Weekend Argus (Saturday Edition)
Now it’s Australia’s turn to be accused of apartheid in film
Eye
FOR centuries, white South Africans blissfully mythologised their history and the effects that their arrival on the southern tip of Africa had on the indigenous people.
White Australians engaged in similarly elaborate myths about conquest. However, unlike here, whites are a majority in Australia – their extermination of the indigenes was more calculatedly vicious than here – so they have never faced the drastically changed political circumstances that in South Africa compelled a modicum of introspection and re-assessment.
But a documentary film by journalist and activist John Pilger might ignite a small bushfire of debate in his native Australia, following its British release this week. It opens in Australia only in January, on Australia Day, which Pilger has dubbed “Invasion Day”, and which commemorates the 1788 arrival of the British First Fleet.
Called Utopia, the film deals with the “trail of tears and betrayal” of the Aboriginal people, arguing that their marginalisation is part of Australia’s own pernicious and endemic strain of apartheid.
Writing in The Guardian, Pilger says he had long been struck by Australia’s similarities with South Africa as regards “white supremacy and the compliance and defensive- ness of liberals.
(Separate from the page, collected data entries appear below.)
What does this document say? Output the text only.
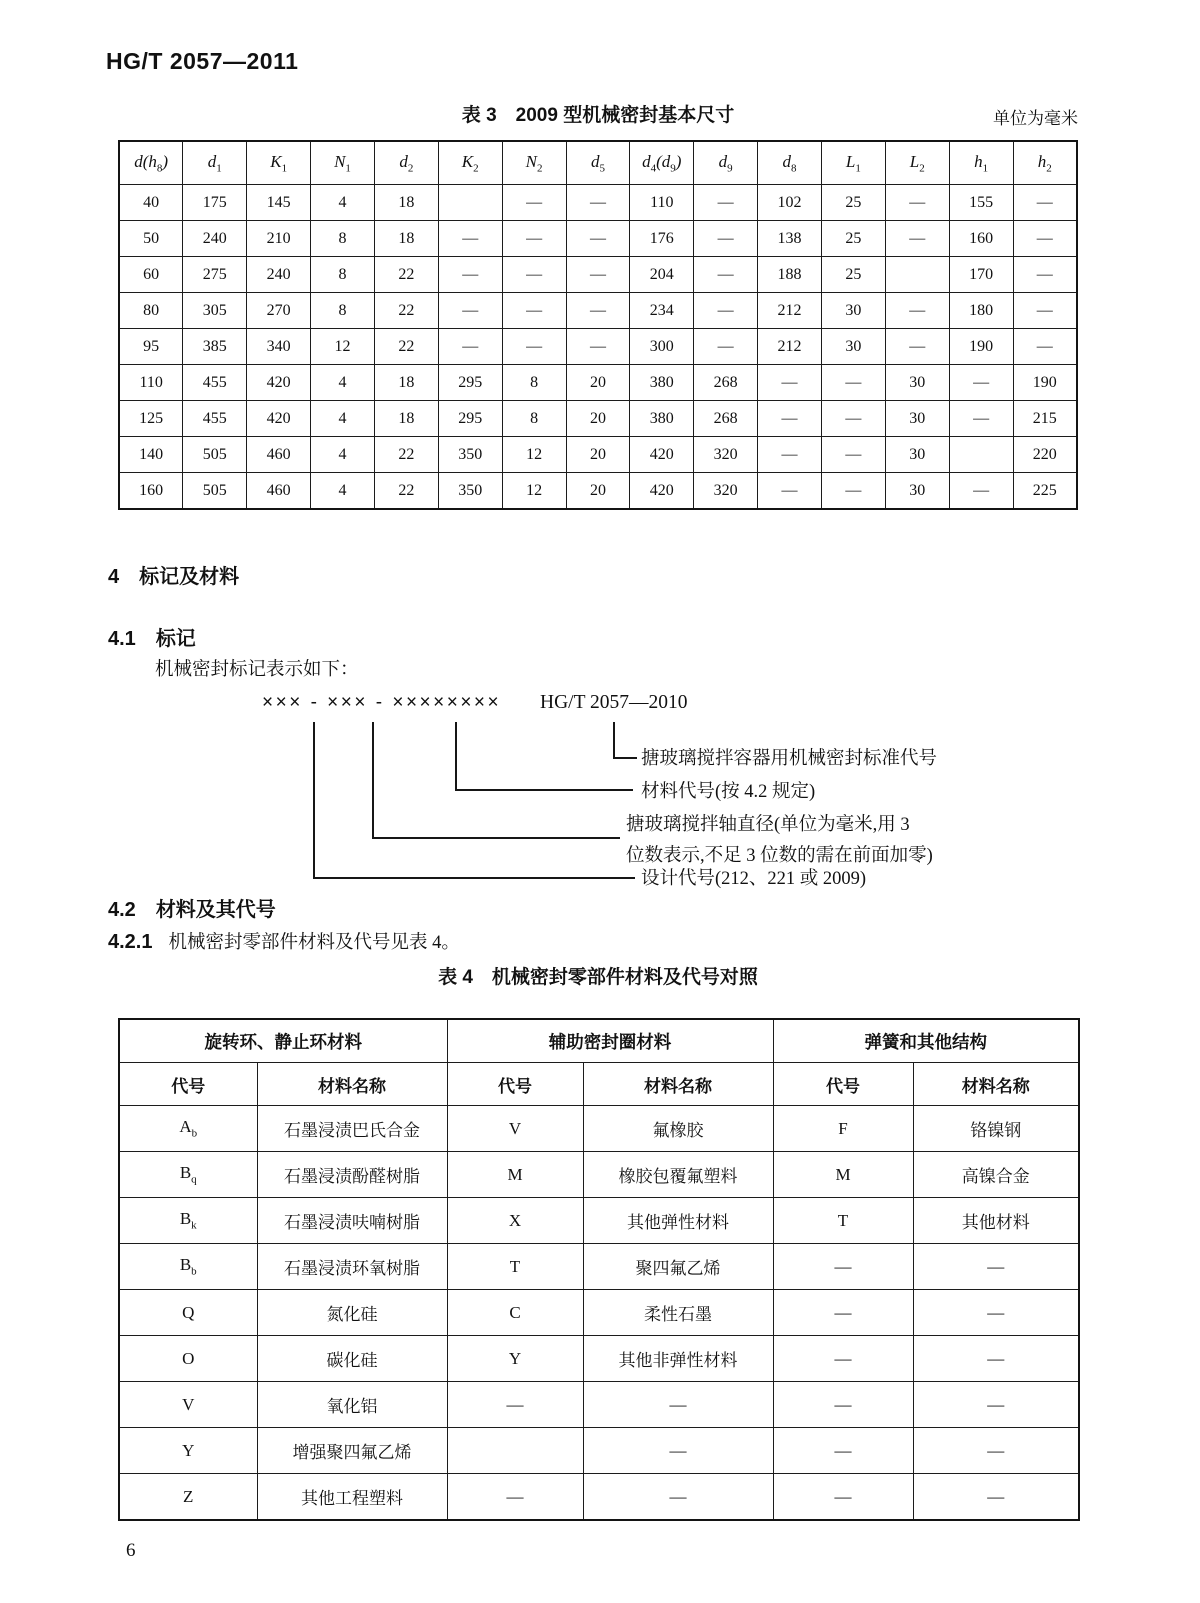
HG/T 2057—2011
表 3　2009 型机械密封基本尺寸	单位为毫米
$d(h_8)$	$d_1$	$K_1$	$N_1$	$d_2$	$K_2$	$N_2$	$d_5$	$d_4(d_9)$	$d_9$	$d_8$	$L_1$	$L_2$	$h_1$	$h_2$
40	175	145	4	18		—	—	110	—	102	25	—	155	—
50	240	210	8	18	—	—	—	176	—	138	25	—	160	—
60	275	240	8	22	—	—	—	204	—	188	25		170	—
80	305	270	8	22	—	—	—	234	—	212	30	—	180	—
95	385	340	12	22	—	—	—	300	—	212	30	—	190	—
110	455	420	4	18	295	8	20	380	268	—	—	30	—	190
125	455	420	4	18	295	8	20	380	268	—	—	30	—	215
140	505	460	4	22	350	12	20	420	320	—	—	30		220
160	505	460	4	22	350	12	20	420	320	—	—	30	—	225
4 标记及材料
4.1 标记
机械密封标记表示如下：
××× - ××× - ×××××××× HG/T 2057—2010
搪玻璃搅拌容器用机械密封标准代号
材料代号(按 4.2 规定)
搪玻璃搅拌轴直径(单位为毫米,用 3
位数表示,不足 3 位数的需在前面加零)
设计代号(212、221 或 2009)
4.2 材料及其代号
4.2.1 机械密封零部件材料及代号见表 4。
表 4　机械密封零部件材料及代号对照
旋转环、静止环材料		辅助密封圈材料		弹簧和其他结构	
代号	材料名称	代号	材料名称	代号	材料名称
$A_b$	石墨浸渍巴氏合金	V	氟橡胶	F	铬镍钢
$B_q$	石墨浸渍酚醛树脂	M	橡胶包覆氟塑料	M	高镍合金
$B_k$	石墨浸渍呋喃树脂	X	其他弹性材料	T	其他材料
$B_b$	石墨浸渍环氧树脂	T	聚四氟乙烯	—	—
Q	氮化硅	C	柔性石墨	—	—
O	碳化硅	Y	其他非弹性材料	—	—
V	氧化铝	—	—	—	—
Y	增强聚四氟乙烯		—	—	—
Z	其他工程塑料	—	—	—	—
6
Yet no international opprobrium, no boycotts, disturb the surface of ‘lucky’ Australia”.
More than any other colonial society, “Australia consigns its dirtiest secrets to wilful ignorance or indifference”. While Australia is now per capita the richest country in the world, Aboriginal communities live in abject poverty, going deaf and blind from preventable infections and “dying of Dickensian diseases”, as a result of having been systematically excluded from the benefits that mining, oil and gas revenue have brought the whites.
He quotes a former prisons minister, Margaret Quirk, as describing the justice process in some states as being one of “racking and stacking” of black Australians. The Aborigi- nal rate of incarceration is five times higher than it was for black South Africans during apartheid.
Pilger describes the first Australians as the “oldest, most enduring” human presence on Earth, yet for white Australians it was always as if they did not exist. More first Australians were killed than Native Americans on the American frontier or Maoris in New Zealand.
“Of those who fought the British invaders of Australia, the Sydney Monitor reported in 1838: ‘It was resolved to exterminate the whole race of blacks in that quarter.’ Today, the survivors are a shaming national secret,” said Pilger.
The implication is that the extermination continues, albeit more subtly. “The town of Wilcannia, in New South Wales, is twice distinguished. It is a winner of a national Tidy Town award, and its indigenous people have one of the lowest recorded life expectancies. They are usually dead by the age of 35.”
Pilger cites deaths in police custody and high rates of suicide. “When I first reported on indigenous Australia a generation ago, black suicide was rare. Today, the despair is so profound that the second [highest] cause of Aboriginal death is suicide.”
Pilger’s film has already raised some Australian hackles. He was refused permission to film on Canberra’s Anzac Parade, where the Australian National War Memorial is sited, because “I had made the mistake of expressing an interest in the frontier wars in which black Australians fought the British invasion without guns but with ingenuity and courage – the epitome of the ‘Anzac tradition’.”
And when he questioned Warren Snowdon, the former minister for Indigenous Health, on why after almost a quarter of a century representing the poorest, sickest Australians, he had not come up with a solution, Snowdon snarled “What a stupid question.”
Such national hypocrisy should surely come at a high price. During the apartheid years the Aussies lobbied enthusiastically for SA’s sporting isolation and the boycott of our wine and fruit, as a means of bringing about political change. Time to return the favour, methinks.